Cox Distributions and Multiphase Distributions

The aim of this work is to present the relationships between the Cox proportional hazards model and phase-type distributions, particularly Cox distributions. Phase-type distributions form a flexible class of lifetime distributions that can be interpreted as distributions of time to absorption in a Markov chain with a finite number of phase states. This allows for accurate approximations of a wide range of empirical survival time distributions, even in situations where classical parametric distributions (e.g., exponential or Weibull) do not provide a satisfactory fit. The work discusses the basic concepts of survival analysis: survival function, distribution function, density function, and hazard function. Special attention is given to the Cox model, which is a standard tool for analyzing the impact of multiple prognostic factors on survival time.

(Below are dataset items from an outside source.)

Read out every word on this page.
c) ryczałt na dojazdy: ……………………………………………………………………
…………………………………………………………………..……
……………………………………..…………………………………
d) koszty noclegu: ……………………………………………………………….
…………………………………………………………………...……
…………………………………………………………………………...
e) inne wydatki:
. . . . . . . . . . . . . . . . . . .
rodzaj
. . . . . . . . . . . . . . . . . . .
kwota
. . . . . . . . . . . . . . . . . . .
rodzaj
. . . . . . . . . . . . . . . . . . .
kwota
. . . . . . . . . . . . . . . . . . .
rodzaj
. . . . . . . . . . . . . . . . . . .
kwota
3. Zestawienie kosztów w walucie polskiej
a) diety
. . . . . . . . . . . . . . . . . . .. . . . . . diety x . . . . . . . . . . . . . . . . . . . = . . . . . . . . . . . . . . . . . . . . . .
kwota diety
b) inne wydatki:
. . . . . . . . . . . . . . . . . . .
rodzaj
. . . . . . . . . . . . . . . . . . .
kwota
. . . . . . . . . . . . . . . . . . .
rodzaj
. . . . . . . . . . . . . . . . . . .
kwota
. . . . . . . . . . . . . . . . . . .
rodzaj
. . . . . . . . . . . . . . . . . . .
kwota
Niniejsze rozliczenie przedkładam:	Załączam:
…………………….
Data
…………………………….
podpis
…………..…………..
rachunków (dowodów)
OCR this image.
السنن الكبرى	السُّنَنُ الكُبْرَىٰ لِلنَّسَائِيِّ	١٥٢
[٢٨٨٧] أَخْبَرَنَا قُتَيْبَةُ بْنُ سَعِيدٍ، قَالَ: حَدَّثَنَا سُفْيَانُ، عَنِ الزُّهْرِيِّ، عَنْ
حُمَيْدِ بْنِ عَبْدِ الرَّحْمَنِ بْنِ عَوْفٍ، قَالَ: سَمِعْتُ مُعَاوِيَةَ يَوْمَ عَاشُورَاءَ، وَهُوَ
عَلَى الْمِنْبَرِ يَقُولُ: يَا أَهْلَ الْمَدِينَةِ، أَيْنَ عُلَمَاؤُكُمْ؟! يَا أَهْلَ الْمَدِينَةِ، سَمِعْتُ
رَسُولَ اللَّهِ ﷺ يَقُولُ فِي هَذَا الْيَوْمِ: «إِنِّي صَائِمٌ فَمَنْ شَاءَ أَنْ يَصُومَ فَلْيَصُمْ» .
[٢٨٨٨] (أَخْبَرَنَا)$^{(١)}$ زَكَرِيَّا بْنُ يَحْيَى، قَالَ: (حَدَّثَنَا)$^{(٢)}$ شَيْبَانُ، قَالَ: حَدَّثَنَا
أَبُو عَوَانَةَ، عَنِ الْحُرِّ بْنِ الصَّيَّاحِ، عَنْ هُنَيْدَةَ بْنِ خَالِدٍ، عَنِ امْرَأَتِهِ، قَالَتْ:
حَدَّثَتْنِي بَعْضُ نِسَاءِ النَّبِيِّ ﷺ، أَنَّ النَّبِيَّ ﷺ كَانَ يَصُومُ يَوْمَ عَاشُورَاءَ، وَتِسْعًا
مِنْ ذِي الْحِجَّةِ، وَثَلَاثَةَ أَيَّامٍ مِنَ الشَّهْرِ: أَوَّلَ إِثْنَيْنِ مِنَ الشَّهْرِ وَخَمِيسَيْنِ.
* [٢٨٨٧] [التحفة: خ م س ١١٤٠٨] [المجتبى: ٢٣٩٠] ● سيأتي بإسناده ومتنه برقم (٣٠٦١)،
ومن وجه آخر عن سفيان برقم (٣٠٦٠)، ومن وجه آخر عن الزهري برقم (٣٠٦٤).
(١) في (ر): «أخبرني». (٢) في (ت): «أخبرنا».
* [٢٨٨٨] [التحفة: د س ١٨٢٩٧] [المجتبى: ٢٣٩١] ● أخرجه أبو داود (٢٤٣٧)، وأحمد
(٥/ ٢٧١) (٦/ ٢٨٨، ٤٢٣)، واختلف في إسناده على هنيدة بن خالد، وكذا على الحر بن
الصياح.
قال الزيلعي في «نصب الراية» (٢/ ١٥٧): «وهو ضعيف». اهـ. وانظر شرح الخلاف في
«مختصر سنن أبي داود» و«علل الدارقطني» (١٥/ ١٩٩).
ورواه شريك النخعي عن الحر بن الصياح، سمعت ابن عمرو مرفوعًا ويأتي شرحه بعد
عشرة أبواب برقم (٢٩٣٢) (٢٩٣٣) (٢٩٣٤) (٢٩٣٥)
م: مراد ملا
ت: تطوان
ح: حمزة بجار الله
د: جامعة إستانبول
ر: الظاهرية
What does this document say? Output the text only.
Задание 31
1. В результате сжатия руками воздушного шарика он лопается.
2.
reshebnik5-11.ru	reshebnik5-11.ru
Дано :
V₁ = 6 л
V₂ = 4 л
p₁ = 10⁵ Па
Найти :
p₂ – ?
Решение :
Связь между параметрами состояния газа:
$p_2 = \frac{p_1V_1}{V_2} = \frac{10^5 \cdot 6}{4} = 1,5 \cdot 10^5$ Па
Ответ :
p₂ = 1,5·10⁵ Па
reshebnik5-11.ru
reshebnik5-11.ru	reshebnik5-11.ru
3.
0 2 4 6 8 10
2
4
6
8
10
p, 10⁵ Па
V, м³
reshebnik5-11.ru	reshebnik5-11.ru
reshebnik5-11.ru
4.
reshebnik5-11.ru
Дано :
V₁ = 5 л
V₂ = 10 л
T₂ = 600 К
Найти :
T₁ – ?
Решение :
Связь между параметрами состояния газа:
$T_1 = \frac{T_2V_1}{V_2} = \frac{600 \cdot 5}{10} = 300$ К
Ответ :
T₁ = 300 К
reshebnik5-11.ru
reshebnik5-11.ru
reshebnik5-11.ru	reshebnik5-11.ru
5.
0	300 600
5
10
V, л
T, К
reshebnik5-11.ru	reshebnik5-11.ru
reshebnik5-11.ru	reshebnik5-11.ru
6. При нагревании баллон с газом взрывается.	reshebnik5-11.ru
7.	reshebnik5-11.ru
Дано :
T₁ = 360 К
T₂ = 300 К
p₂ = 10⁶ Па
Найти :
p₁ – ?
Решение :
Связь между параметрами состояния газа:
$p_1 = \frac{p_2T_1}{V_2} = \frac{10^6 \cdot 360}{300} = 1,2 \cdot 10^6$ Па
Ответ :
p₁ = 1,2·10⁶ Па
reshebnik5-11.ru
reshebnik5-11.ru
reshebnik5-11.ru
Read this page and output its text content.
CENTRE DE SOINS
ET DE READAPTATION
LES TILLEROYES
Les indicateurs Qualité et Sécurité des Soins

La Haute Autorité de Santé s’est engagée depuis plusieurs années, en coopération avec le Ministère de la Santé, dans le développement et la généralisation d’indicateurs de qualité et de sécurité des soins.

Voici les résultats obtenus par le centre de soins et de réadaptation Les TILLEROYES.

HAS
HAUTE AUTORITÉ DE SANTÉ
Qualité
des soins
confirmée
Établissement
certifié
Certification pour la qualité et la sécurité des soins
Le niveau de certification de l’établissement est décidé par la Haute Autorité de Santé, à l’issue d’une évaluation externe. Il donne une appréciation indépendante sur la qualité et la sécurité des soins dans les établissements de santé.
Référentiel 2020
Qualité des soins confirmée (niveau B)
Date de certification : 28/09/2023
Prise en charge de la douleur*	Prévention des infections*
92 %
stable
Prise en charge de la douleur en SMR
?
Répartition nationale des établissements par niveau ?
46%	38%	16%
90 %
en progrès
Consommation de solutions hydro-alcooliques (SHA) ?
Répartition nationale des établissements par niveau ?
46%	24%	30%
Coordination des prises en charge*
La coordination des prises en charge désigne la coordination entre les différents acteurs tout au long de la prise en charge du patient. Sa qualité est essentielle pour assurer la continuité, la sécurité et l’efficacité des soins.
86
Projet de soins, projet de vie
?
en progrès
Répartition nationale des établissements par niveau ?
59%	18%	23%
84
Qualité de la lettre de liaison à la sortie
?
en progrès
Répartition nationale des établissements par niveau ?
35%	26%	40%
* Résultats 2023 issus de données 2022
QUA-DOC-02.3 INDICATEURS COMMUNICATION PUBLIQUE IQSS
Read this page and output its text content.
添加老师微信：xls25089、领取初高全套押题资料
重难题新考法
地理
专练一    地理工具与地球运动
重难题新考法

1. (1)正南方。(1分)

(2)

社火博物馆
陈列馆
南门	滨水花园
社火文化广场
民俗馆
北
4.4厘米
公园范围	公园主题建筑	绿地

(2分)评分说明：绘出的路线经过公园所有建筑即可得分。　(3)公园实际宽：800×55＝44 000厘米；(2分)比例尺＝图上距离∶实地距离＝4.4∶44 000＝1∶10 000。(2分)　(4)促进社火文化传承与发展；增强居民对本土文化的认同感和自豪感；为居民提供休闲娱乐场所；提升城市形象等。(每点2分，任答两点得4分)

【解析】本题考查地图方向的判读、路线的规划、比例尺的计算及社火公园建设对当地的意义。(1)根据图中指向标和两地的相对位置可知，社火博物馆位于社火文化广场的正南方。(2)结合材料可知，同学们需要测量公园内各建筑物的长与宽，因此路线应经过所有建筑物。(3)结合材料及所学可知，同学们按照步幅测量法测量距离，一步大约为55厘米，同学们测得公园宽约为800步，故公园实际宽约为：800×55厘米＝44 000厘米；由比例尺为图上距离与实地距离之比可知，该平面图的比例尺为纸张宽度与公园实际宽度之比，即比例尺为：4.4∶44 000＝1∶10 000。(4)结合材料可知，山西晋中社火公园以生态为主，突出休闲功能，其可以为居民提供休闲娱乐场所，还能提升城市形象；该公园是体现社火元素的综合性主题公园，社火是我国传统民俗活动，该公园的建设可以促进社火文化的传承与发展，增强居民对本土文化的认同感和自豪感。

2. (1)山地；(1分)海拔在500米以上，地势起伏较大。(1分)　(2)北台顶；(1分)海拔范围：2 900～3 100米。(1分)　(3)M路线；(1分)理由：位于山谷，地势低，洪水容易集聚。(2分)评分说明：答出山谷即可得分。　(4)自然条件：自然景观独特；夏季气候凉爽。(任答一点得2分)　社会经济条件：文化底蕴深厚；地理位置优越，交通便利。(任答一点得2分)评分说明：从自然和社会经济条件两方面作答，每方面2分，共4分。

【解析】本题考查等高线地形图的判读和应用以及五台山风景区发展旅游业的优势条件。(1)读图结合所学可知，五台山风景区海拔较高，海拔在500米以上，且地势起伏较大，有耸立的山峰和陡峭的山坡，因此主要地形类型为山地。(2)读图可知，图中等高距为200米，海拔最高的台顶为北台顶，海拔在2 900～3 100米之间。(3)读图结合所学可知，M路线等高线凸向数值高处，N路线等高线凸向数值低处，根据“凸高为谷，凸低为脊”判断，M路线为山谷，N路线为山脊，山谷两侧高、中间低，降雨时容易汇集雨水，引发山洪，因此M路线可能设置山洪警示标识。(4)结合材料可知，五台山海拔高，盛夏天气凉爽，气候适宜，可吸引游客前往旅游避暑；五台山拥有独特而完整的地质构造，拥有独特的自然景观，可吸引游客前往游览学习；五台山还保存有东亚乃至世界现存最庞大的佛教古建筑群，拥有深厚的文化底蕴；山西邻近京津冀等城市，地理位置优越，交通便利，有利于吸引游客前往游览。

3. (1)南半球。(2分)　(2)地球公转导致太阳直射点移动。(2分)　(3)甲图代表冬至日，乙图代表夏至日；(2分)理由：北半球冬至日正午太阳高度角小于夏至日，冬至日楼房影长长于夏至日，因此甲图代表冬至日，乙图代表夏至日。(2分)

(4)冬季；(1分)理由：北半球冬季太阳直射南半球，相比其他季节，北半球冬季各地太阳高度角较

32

Its assumptions, interpretation of regression coefficients, and the concept of hazard ratios are presented. In the following sections, the class of phase-type distributions is characterized, and it is shown how they can be used to model hazard functions in medical applications (among others.oncology, hepatology) and cybernetics – such as the analysis of the reliability of complex technical systems and computer networks. The theoretical considerations are illustrated by examples drawn from the classic works of Cox and Christensen regarding the survival of patients with cancer and liver diseases. Additionally, a cybernetic example is presented, in which the Cox model and multi-phase distributions are applied to describe the time to failure in an information processing system.